Federal Judge Criticizes Qualified Immunity and Challenges SCOTUS to Abolish It
In a recent decision dismissing a defendant’s lawsuit against a police officer on the basis of qualified immunity, Judge Carlton Reeves of Mississippi filed a 72-page opinion that challenges the morality of the doctrine of qualified immunity, provides an in-depth history of the doctrine, and concludes with a challenge to the U.S. Supreme Court to abolish it.
Clarence Jamison was driving to his home in South Carolina after vacationing in Arizona, where he had purchased a Mercedes convertible. On July 29, 2013, as Jamison was passing through Pelahatchie, Mississippi, Officer Nick McClendon noticed a “Black man driving a Mercedes” and decided to pull him over. At trial, McClendon claimed the temporary tag was bent and the license number was obscured, but during the stop he told Jamison that police had received a tip that the Mercedes was stolen and contained 10 kilos of cocaine. Nearly two hours later, after McClendon had caused about $4,000 worth of damage to the vehicle while searching it and had inspected it with a drug dog, he let Jamison go on his way.
“Thankfully, Jamison left the stop with his life,” Reeves said in his opinion. “Too many others have not.”
Jamison filed a lawsuit against McClendon under 42 U.S.C. § 1983. Because of the doctrine of qualified immunity, the case turned on whether it was “clearly established” that what McClendon did violated Jamison’s Fourth Amendment rights. Because Reeves could not point to a prior case that contained the “precise offensive conduct,” McClendon prevailed on qualified immunity.
Reeves’ opinion discussed how § 1983 had its roots as part of the Ku Klux Act of 1871 and was designed to protect newly freed Blacks and their White allies from persecution and retaliation by the Klan and their racist supporters in government and law enforcement.

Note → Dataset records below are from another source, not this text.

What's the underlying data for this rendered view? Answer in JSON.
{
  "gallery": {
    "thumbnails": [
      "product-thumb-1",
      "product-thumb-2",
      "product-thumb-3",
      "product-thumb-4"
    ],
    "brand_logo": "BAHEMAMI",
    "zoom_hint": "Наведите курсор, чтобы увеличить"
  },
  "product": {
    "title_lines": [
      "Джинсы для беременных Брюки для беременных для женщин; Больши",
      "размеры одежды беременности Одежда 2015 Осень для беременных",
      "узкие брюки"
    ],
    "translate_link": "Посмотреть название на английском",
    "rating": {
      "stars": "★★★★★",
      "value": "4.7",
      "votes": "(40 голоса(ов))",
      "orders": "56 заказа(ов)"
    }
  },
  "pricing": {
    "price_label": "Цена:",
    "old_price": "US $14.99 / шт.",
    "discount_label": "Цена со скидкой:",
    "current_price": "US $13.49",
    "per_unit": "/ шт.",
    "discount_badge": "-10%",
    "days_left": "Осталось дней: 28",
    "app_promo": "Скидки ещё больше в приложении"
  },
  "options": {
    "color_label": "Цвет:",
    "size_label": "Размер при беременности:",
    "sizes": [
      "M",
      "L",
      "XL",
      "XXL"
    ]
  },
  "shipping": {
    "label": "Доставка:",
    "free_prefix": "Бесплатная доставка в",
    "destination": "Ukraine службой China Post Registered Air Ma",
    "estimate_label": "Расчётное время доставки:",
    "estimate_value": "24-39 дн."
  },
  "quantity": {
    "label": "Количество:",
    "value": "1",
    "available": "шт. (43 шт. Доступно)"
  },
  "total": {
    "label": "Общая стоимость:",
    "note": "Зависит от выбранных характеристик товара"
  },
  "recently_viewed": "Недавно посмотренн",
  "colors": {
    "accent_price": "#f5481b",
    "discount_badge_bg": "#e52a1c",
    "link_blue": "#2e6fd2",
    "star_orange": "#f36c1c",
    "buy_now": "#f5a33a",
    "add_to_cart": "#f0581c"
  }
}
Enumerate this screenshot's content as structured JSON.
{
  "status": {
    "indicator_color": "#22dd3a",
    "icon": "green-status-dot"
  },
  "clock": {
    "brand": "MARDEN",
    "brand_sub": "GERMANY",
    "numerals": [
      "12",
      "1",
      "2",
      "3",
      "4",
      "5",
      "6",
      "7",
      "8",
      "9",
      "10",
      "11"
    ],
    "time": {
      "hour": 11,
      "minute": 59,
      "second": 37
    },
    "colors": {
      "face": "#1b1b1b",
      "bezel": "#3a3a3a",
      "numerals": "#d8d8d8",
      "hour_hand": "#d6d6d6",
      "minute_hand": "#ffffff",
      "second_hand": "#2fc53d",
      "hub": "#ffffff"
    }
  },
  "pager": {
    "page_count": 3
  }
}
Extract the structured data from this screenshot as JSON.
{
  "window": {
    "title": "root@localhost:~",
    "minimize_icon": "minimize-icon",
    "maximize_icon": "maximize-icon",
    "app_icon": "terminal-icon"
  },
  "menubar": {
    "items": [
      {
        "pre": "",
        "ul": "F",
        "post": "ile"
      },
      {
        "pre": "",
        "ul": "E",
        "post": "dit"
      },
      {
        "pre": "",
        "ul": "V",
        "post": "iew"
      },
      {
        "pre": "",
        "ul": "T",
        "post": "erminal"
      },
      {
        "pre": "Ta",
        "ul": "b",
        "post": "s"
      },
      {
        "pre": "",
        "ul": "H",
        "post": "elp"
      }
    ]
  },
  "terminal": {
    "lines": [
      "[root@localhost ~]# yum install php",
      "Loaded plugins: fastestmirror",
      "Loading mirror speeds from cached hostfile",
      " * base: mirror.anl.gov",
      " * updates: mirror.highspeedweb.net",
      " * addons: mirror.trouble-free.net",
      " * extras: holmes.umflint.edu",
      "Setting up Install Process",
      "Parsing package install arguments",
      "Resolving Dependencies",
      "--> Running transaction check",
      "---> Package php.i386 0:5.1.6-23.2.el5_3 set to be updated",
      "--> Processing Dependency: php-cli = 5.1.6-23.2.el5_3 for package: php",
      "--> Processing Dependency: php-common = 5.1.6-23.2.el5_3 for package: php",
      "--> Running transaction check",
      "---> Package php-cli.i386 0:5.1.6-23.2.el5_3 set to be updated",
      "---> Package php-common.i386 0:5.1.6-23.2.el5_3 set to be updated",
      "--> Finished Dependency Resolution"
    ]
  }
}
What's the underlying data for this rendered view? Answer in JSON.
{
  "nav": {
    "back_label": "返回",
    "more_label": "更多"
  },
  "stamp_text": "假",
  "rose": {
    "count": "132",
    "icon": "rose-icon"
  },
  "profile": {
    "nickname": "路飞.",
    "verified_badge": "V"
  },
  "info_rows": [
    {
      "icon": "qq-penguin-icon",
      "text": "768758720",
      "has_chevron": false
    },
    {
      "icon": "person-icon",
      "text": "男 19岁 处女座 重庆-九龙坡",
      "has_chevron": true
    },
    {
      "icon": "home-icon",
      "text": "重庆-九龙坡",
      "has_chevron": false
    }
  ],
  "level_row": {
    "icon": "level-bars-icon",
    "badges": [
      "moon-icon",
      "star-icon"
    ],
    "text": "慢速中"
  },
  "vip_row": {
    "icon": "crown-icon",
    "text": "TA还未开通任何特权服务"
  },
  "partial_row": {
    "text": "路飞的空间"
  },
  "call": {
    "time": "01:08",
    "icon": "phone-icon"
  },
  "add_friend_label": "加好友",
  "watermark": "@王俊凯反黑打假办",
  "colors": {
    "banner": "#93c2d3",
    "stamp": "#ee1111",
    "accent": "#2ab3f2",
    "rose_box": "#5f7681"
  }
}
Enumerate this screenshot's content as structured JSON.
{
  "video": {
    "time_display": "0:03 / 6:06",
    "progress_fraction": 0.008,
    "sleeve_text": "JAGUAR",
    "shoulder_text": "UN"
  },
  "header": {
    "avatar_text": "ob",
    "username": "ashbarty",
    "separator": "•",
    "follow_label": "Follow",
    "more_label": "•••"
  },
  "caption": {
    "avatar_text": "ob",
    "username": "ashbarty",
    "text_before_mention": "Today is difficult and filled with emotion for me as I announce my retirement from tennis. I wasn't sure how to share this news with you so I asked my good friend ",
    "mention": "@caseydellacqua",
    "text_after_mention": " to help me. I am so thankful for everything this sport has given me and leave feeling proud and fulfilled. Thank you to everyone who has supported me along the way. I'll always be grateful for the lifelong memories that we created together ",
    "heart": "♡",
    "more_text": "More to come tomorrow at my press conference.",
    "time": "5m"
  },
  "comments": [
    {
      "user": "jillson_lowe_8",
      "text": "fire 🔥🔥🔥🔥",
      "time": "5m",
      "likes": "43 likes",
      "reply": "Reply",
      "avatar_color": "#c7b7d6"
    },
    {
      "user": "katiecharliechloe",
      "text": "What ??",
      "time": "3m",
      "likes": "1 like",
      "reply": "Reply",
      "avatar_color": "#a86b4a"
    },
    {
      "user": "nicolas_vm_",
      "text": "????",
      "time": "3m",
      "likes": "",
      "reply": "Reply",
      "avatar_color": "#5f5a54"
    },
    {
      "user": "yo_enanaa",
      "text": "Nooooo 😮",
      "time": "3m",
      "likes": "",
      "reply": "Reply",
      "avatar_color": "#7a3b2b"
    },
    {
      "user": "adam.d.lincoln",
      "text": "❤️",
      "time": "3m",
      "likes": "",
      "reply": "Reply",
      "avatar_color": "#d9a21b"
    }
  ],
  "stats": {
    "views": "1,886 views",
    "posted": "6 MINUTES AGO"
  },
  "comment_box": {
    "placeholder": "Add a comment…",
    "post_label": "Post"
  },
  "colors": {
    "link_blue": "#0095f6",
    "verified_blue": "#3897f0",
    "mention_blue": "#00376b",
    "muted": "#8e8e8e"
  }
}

Qualified immunity is the result of decades of jurisprudence where the Supreme Court has slowly but steadily neutralized the remedies available under § 1983. Qualified immunity “now protects all officers, no matter how egregious their conduct, if the law they broke was not ‘clearly established,’” said Reeves. It applies “to all but the plainly incompetent or those who knowingly violate the law.”
However, Reeves laid out that, just as the Supreme Court created qualified immunity, it could abolish it as well. The Court did something similar when it sanctioned “separate but equal,” which it later abolished in Brown v. Board of Education.
Various legislative initiatives also seek to modify or abolish qualified immunity, depending on how “progressive” the prospective bill’s authors are. A U.S. Senate bill that would disallow immunity even if the offensive conduct is not “exactly” like prior violative conduct ended in committee. A U.S. House bill would remove immunity for officers after they have been found to have violated a citizen’s rights previously and were then “decertified” by a national board. But these legislative efforts fall far short of abolishing qualified immunity in the country’s highest court.
“Judges have invented a legal doctrine to protect law enforcement officers from having to face consequences for wrongdoing,” wrote Reeves. “And the harm in this case to one man sheds light on the harm done to the nation by their manufactured doctrine.”